Alkaline oxides are the source of the melt that feldspar provides in the ceramic mass. A percentage of these oxides around 10% (Na2O+K2O) is observed in Table 2, typical of feldspars used for sanitary stoneware38-40, which can be classified as a potassium-sodium feldspar.
Evaluating the chemical composition of PPR, it is observed that its contents are similar those of porcelain polishing residue used in the literature by Bernardin et al.22, Rambaldi et al.23 and Ke et al.24. The PPR has high levels of CaO and MgO, which are alkaline earth fluxes, which are related to the development of high levels of liquid phase during ceramic processing and cause the porcelain tile polishing residue to increase melting potential24. Regarding iron oxide (Fe2O3), the percentage of 0.6% indicates that the products of the firing of this raw material will probably present light colors, according to the literature24.
The X-ray diffractogram of the feldspar (Figure 1) shows characteristic peaks of sanidine - potassium-sodium feldspar (JCPDS 10-0357), quartz (JCPDS 46-1045) and muscovite mica (JCPDS 83-1803). For PPR, the crystalline phases presented are quartz (JCPDS 46-1045), cristobalite (JCPDS 82-0512), mullite (JCPDS 83-1881), and silicon carbide (JCPDS 89-2640). XRD patterns comprising PPR with traces of silicon carbide and quartz are common in the literature24,26. XRD of kaolin and ball clay shows the presence of kaolinite (JCPDS 89-6538) and quartz (JCPDS 46-1045) as crystalline phases. Ball clay also presents peaks of smectite (JCPDS 10-0357) and feldspar (JCPDS 84-0710). These results are in line with those found in the literature focused on the characterization of kaolin and ball clay41-43.
Table 3 displays the values of the accumulated granulometric fractions below 2 μm, between 2 and 20 μm and greater than 20 μm, as well as the values of the mean diameter of the particles. The feldspar used in the formulation had a mean particle diameter (27.03 μm) greater than that of the PPR used in this study (6.78 μm). PPR has a higher number of fine particles, with a higher fraction accumulated in the ranges with a diameter of less than 2 µm and a diameter between 2 µm and 20 µm. The greater fineness of the PPR used stands out due to the high content of particles with dimensions lower than 2 µm, which indicates that the reactivity of the PPR is very high. This may favor the processes of densification of the specimens produced at lower temperatures, since smaller particle sizes and larger surface areas are important factors for increasing reactivity between particles, accelerating reaction kinetics, and favoring the diffusion process that dictates phase transformations. However, the difference in the granulometric distribution of the PPR can compromise the packing of the system. In this case, even with a high content of fine particles, there may be a decrease in the densification of the system and/or an increase in the linear firing shrinkage due to the use of porcelain tile polishing residue44.
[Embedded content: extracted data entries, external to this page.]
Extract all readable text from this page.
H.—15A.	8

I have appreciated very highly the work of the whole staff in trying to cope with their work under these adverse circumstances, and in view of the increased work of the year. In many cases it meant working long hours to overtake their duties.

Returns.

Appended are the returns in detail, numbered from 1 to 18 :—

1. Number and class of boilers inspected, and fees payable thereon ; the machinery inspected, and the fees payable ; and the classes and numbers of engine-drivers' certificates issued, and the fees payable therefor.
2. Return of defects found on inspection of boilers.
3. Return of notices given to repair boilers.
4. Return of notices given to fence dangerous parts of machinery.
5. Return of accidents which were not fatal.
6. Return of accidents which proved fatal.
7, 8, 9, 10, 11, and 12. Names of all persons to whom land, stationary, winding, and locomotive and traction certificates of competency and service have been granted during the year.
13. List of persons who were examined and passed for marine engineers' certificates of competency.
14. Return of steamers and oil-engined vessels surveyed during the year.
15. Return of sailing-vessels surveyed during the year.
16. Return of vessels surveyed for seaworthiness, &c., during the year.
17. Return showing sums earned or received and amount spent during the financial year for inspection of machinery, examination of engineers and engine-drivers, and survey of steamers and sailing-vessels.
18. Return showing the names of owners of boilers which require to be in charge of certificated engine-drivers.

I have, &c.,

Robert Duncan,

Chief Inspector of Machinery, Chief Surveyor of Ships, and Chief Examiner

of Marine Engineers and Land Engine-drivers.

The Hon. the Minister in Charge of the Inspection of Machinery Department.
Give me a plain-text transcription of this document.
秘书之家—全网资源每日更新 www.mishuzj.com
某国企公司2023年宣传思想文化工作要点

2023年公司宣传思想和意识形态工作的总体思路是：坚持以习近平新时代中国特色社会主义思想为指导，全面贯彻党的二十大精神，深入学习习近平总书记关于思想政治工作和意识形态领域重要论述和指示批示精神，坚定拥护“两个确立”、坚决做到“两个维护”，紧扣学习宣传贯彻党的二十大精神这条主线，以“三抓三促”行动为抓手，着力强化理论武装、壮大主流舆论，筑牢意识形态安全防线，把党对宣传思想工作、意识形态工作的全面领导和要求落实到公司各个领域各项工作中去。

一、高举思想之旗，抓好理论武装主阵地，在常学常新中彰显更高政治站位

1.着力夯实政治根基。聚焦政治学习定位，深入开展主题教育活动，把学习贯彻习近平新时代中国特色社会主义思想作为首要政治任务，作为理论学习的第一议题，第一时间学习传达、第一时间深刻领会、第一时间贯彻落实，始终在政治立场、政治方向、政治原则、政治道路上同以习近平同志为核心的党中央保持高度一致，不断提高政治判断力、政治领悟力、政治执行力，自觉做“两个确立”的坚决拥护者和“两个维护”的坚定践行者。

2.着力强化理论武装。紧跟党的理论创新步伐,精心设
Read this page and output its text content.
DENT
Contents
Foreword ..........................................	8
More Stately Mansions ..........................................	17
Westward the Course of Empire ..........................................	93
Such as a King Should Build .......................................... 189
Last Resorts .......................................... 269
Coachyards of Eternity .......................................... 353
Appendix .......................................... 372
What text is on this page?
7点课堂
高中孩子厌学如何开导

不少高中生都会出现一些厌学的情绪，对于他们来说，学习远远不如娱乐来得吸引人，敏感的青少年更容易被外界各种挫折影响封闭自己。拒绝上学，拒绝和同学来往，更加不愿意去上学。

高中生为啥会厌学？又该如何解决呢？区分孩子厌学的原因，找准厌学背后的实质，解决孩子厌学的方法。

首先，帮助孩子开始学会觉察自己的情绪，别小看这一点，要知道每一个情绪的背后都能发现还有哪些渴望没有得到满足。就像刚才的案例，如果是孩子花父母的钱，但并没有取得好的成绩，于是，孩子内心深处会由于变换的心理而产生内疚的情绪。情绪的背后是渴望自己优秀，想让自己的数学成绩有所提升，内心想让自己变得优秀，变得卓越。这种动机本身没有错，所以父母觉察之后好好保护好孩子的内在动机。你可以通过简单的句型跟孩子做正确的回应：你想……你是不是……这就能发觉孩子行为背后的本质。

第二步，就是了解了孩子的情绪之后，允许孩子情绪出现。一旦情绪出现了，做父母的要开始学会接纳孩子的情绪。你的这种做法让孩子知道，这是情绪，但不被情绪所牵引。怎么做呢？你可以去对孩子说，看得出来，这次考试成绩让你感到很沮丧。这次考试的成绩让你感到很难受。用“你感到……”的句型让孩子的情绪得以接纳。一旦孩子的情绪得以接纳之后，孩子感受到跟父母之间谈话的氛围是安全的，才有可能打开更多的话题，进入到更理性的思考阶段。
Figure 2 depicts the thermogravimetric and thermodifferential curves (TG and DTA) of the raw materials (Figure 2a) and PPR (Figure 2b). Kaolin DTA exhibits an endothermic peak at approximately 491 °C, characterized by the loss of hydroxyls, and an exothermic peak with a maximum at 981 °C, possibly characteristic of mullite nucleation. In addition, the Ball Clay shows an endothermic peak at 53 °C, characteristic of the presence of adsorbed free water, and an endothermic peak at approximately 484 °C, attributed to the presence of hydroxyls, and an exothermic peak with a maximum at 959 °C, characteristic of mullite nucleation. In turn, analyzing the DTA curve of feldspar and Quartz, endothermic peaks were observed at 574 °C and 573 °C, respectively, describing the polymorphic transformation of α (alpha) quartz into β quartz (beta)27. The DTA curve of the PPR (Figure 2b) shows an endothermic peak at 57 °C, characteristic of the presence of adsorbed free water; an endothermic peak at approximately 364 °C, which may be related to structural water loss from the material originating from the cementitious matrix of the abrasive (magnesium oxychloride cement); and an exothermic peak with a maximum at 785 °C, which may be related to the burning and decomposition of silicon carbide.
Figure 3 illustrates the deflocculation curves of the analyzed formulations. It is observed that the addition of the PPR caused an increase in the viscosity of the dispersions, probably due to the higher content of fine particles and/or a contribution to the zeta potential of the Ca and Mg presented in the PPR. However, this second approach is less significant than the first because the Ca and Mg present in PPR are present in the cement matrix of the material and are not easily exchanged with the medium. Thus, their release into the environment must be slow, influencing the zeta potential of the particles in the medium less intensely. Thus, compared to the short period of paste preparation and viscosity determination, the influence of the fine content is more significant. It is also verified that, as the level of PPR increases, there is a shift in the point of minimum viscosity for higher levels of deflocculants. This is associated with the need for a greater amount of stabilizing agent in the system because of the higher amount of fines and consequently the higher surface area in the system44.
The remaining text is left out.